Objective: This study was performed to identify risk factors for the development of bacteremic pneumonia and to evaluate the impact of bacteremia on the outcome of pneumococcal pneumonia.
Methods: Using a database from a surveillance study of community-acquired pneumococcal pneumonia, we compared data of the bacteremic group with that of the non-bacteremic group.

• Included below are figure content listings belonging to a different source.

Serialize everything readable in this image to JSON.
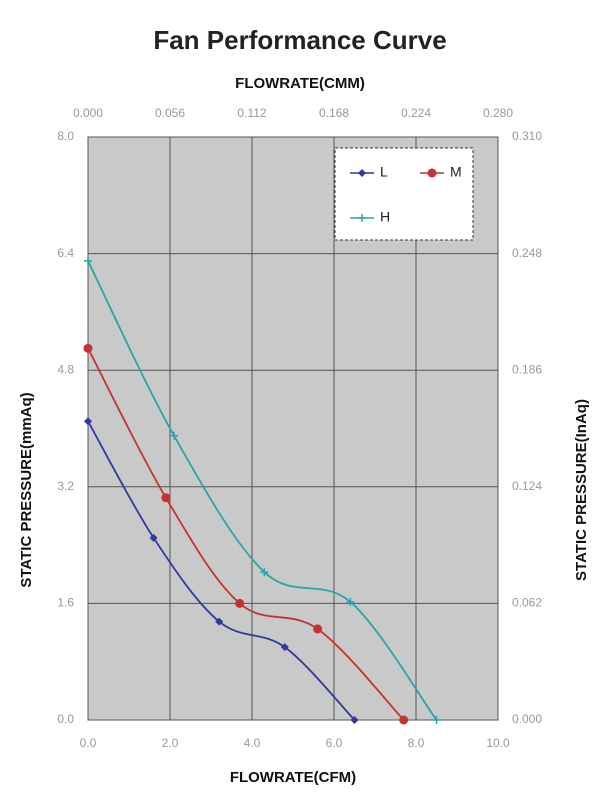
{
  "chart_data": {
    "type": "line",
    "title": "Fan Performance Curve",
    "x_label": "FLOWRATE(CFM)",
    "x2_label": "FLOWRATE(CMM)",
    "y_label": "STATIC PRESSURE(mmAq)",
    "y2_label": "STATIC PRESSURE(InAq)",
    "xlim": [
      0,
      10
    ],
    "xticks": [
      {
        "value": 0,
        "label": "0.0"
      },
      {
        "value": 2,
        "label": "2.0"
      },
      {
        "value": 4,
        "label": "4.0"
      },
      {
        "value": 6,
        "label": "6.0"
      },
      {
        "value": 8,
        "label": "8.0"
      },
      {
        "value": 10,
        "label": "10.0"
      }
    ],
    "x2lim": [
      0,
      0.28
    ],
    "x2ticks": [
      {
        "value": 0,
        "label": "0.000"
      },
      {
        "value": 0.056,
        "label": "0.056"
      },
      {
        "value": 0.112,
        "label": "0.112"
      },
      {
        "value": 0.168,
        "label": "0.168"
      },
      {
        "value": 0.224,
        "label": "0.224"
      },
      {
        "value": 0.28,
        "label": "0.280"
      }
    ],
    "ylim": [
      0,
      8
    ],
    "yticks": [
      {
        "value": 0,
        "label": "0.0"
      },
      1.6,
      3.2,
      4.8,
      6.4,
      {
        "value": 8,
        "label": "8.0"
      }
    ],
    "y2lim": [
      0,
      0.31
    ],
    "y2ticks": [
      {
        "value": 0,
        "label": "0.000"
      },
      0.062,
      0.124,
      0.186,
      0.248,
      {
        "value": 0.31,
        "label": "0.310"
      }
    ],
    "grid": true,
    "legend": "upper right",
    "series": [
      {
        "name": "L",
        "color": "#2f3a9e",
        "marker": "diamond",
        "x": [
          0,
          1.6,
          3.2,
          4.8,
          6.5
        ],
        "values": [
          4.1,
          2.5,
          1.35,
          1.0,
          0
        ]
      },
      {
        "name": "M",
        "color": "#c43232",
        "marker": "circle",
        "x": [
          0,
          1.9,
          3.7,
          5.6,
          7.7
        ],
        "values": [
          5.1,
          3.05,
          1.6,
          1.25,
          0
        ]
      },
      {
        "name": "H",
        "color": "#2aa5a5",
        "marker": "plus",
        "x": [
          0,
          2.1,
          4.3,
          6.4,
          8.5
        ],
        "values": [
          6.3,
          3.9,
          2.03,
          1.62,
          0
        ]
      }
    ]
  }
}
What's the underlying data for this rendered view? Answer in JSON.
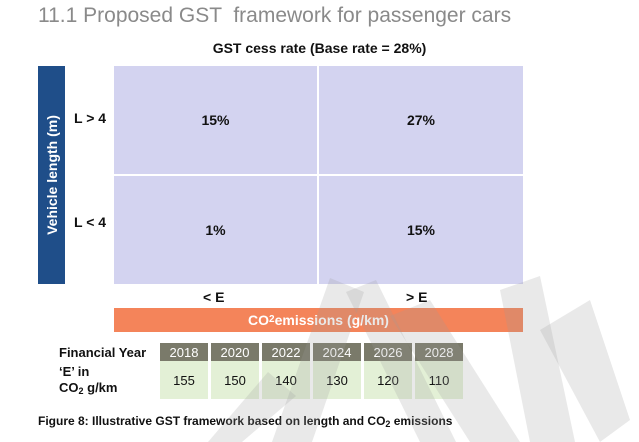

Results: Among 981 adult patients with pneumococcal pneumonia, 114 (11.6%) patients who had documented pneumococcal bacteremia were classified into the bacteremic group. In a multivariable analysis, use of immunosuppressant drugs, younger age (<65 years), and DM were independent risk factors associated with the development of bacteremic pneumonia among patients with pneumococcal pneumonia (all P < 0.05). The mortality rate was significantly higher in the bacteremic group than in the non-bacteremic group (28.6% vs. 8.5%; P < 0.001). The multivariable analysis revealed that concomitant bacteremia was one of the significant risk factors associated with mortality (OR, 2.57; 95% CI, 1.24-5.29), along with cerebrovascular disease and presentation with septic shock (all P < 0.05).
Conclusions: Bacteremia was a common finding in pneumococcal pneumonia and was associated with a higher mortality rate. Several clinical variables may be useful for predicting bacteremic pneumonia among patients with pneumococcal pneumonia.